1.4 R package 'clusterProfiler'

#安装bioconductor
install.packages("BiocManager")
#安装ClusterProfiler
BiocManager::install("clusterProfiler")
BiocManager::install("readr")

library(readr) #read_delim函数对应的包
library(clusterProfiler) #Y叔的富集分析包，咱也不知道Y叔是谁

gene <- read_delim("C:/Users/Administrator/Desktop/GO enrich/gene.txt", ",", escape_double = FALSE, col_names = FALSE, trim_ws = TRUE)
term2gene <- read_delim("C:/Users/Administrator/Desktop/GO enrich/term2gene.txt", "\t", escape_double = FALSE, col_names = FALSE, trim_ws = TRUE)
term2name <- read_delim("C:/Users/Administrator/Desktop/GO enrich/term2name.txt", "\t", escape_double = FALSE, col_names = FALSE, trim_ws = TRUE)
x <- enricher(gene,TERM2GENE=term2gene,TERM2NAME=term2name,pvalueCutoff = 0.01, pAdjustMethod = "BH", qvalueCutoff = 0.05)
#该函数以geneList作为背景基因集，pvalue=0.01做为阈值，在GO 的CC分类上对基因集合进行富集分析
#p.adjust和qvalue都是对p值的校正，p.adjust 在分析时可以选用方法，比如图中选择的是BH, qvalue是FDR校正
barplot(x, showCategory=20)
#横轴为该GO term下的差异基因个数，纵轴为富集到的GO Terms的描述信息，
#showCategory指定展示的GO Terms的个数，默认展示显著富集的top10个，
#即p.adjust最小的10个。

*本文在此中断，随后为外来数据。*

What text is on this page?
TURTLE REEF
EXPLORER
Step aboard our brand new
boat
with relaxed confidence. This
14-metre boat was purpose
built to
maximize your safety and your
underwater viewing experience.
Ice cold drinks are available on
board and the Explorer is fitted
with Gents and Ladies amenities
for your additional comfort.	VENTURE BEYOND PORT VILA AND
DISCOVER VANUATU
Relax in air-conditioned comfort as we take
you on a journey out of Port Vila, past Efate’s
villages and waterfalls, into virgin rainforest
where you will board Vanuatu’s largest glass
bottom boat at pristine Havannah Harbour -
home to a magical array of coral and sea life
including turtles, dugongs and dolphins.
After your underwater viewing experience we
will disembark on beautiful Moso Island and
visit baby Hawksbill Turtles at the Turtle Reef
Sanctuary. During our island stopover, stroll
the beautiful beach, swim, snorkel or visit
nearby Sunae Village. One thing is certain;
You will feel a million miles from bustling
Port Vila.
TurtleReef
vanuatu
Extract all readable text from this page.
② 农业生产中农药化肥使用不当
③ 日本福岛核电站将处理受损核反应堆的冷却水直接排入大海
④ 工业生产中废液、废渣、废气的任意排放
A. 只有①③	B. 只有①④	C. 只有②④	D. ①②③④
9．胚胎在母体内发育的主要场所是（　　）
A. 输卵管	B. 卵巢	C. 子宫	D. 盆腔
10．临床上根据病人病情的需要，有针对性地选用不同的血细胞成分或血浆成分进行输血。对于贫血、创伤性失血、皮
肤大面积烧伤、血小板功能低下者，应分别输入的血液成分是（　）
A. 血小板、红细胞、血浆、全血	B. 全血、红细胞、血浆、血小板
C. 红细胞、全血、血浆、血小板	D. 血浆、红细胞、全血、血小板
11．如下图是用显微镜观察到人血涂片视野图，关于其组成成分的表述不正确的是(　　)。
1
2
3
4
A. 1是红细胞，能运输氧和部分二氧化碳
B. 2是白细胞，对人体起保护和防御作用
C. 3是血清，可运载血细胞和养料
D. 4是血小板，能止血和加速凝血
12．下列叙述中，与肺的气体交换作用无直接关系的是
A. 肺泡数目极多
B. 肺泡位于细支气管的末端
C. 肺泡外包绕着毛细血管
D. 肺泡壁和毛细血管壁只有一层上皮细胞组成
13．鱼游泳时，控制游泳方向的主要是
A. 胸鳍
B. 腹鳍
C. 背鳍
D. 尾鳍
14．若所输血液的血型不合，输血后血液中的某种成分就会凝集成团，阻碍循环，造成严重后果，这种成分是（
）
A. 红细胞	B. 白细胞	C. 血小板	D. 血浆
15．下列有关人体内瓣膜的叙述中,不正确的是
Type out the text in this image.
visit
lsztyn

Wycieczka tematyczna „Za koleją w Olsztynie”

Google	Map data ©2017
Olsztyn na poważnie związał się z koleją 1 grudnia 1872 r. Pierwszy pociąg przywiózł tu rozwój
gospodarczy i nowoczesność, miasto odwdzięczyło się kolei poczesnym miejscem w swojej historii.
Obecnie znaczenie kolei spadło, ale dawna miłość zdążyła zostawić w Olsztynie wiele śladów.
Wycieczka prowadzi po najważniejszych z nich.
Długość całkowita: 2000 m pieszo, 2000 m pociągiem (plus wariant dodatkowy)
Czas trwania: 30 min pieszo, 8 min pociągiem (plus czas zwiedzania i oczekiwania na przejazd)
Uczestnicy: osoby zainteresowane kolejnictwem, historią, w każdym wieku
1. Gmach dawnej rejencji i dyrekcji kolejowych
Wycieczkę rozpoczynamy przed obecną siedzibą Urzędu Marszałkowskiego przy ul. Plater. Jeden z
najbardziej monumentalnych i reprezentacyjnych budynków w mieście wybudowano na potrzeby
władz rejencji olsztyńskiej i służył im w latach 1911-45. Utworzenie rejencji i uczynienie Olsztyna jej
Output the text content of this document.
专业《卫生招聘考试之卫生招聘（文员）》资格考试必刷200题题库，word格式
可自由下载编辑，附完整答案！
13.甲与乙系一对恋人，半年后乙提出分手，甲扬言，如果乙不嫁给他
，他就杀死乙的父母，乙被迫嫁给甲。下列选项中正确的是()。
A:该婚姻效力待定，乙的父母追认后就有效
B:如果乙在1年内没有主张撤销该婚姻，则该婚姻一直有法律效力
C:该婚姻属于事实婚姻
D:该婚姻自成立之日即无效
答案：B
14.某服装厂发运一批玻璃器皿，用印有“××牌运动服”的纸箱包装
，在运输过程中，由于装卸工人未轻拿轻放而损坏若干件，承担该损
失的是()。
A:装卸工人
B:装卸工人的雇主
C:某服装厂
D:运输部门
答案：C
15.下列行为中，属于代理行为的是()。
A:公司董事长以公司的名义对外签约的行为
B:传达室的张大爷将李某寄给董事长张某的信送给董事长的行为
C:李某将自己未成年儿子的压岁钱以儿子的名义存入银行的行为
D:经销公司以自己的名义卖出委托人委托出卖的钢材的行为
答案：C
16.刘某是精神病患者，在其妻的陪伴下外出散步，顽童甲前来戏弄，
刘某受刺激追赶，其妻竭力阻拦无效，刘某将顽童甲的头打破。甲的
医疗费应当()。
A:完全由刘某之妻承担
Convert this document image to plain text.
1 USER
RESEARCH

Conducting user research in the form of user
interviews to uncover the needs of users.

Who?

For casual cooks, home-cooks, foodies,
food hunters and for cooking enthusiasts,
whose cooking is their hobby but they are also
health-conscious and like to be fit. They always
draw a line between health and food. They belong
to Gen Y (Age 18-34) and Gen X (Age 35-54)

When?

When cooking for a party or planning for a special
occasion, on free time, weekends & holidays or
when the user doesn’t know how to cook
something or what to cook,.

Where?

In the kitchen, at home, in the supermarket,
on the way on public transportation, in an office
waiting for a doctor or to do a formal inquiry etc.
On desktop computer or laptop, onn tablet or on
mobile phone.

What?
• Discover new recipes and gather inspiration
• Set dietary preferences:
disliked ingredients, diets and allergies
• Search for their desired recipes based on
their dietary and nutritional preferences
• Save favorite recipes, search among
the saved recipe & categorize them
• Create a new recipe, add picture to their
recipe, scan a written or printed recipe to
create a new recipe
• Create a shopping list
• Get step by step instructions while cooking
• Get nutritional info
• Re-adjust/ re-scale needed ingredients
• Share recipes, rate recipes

注意的颜色对应p.adjust值，从小到大，对应蓝色到红色。
dotplot(x, showCategory=20)
#横轴为GeneRatio, 代表该GO term下的差异基因个数占差异基因总数的比例，
#纵轴为富集到的GO Terms的描述信息， showCategory指定展示的GO Terms的个数，
#默认展示显著富集的top10个，即p.adjust最小的10个。
#图中点的颜色对应p.adjust的值，从小到大，对应蓝色到红色，大小对应该GO terms下的差异基因个数，个数越多，点越大。
write.table(as.data.frame(x), 'go.expantion.txt', sep = '\t', row.names = FALSE, quote = FALSE)
#右下窗口点击file，可以发现新保存的文档，这个文件夹目录在 '我的电脑/文档'

1.5 GO富集分析结果表格

图片.png

对于各列内容：

ONTOLOGY，GO分类BP（生物学过程）、CC（细胞组分）或MF（分子功能）；

ID和Description，富集到的GO id和描述；

GeneRatio和BgRatio，分别为富集到该GO条目中的基因数目/给定基因的总数目，以及该条目中背景基因总数目/该物种所有已知的GO功能基因数目；

pvalue、p.adjust和qvalue，p值、校正后p值和q值信息；

geneID和Count，富集到该GO条目中的基因名称（分析中使用的entrze id，故这里也显示的entrze id）和数目。

注：如期望显示其它类型的基因id，如通俗的symbol id等类型，除了更改为使用symbol id的基因名称做分析外，还可以通过基因名称转换的方式对entrze id和symbol id作个匹配转换。

1.6 clusterProfiler 包里的一些默认作图方法，例如

barplot(kegg) #富集柱形图
dotplot(kegg) #富集气泡图
cnetplot(kegg) #网络图展示富集功能和基因的包含关系
emapplot(kegg)#网络图展示各富集功能之间共有基因关系
heatplot(kegg)#热图展示富集功能和基因的包含关系

图片.png

clusterProfiler出的图，我们可以随意改

#比如改颜色
p2 <-p=""+=""scalecolor_continuous（low=，purple，，=""high='green'>
#改点的形状
p2 + aes (shape-GeneRatio > 0.1)

结果也可以用ggplot2可视化，像这个includeAll的参数，在把clusterProfiler的结果转变成data.frame后进行处理。
clusterProfiler的输出不用转换as.data.frame，就可以直接传给ggplot2，别的富集软件做的，不是data.frame对象的，都不能传给ggplot2，但clusterProfiler可以！
clusterProfiler的dotplot所有参数，都可以传给ggplot2，像上面用到的showCategory，includeALL这些都可以，然后数据处理于无形中，你可以加图层自己画图了。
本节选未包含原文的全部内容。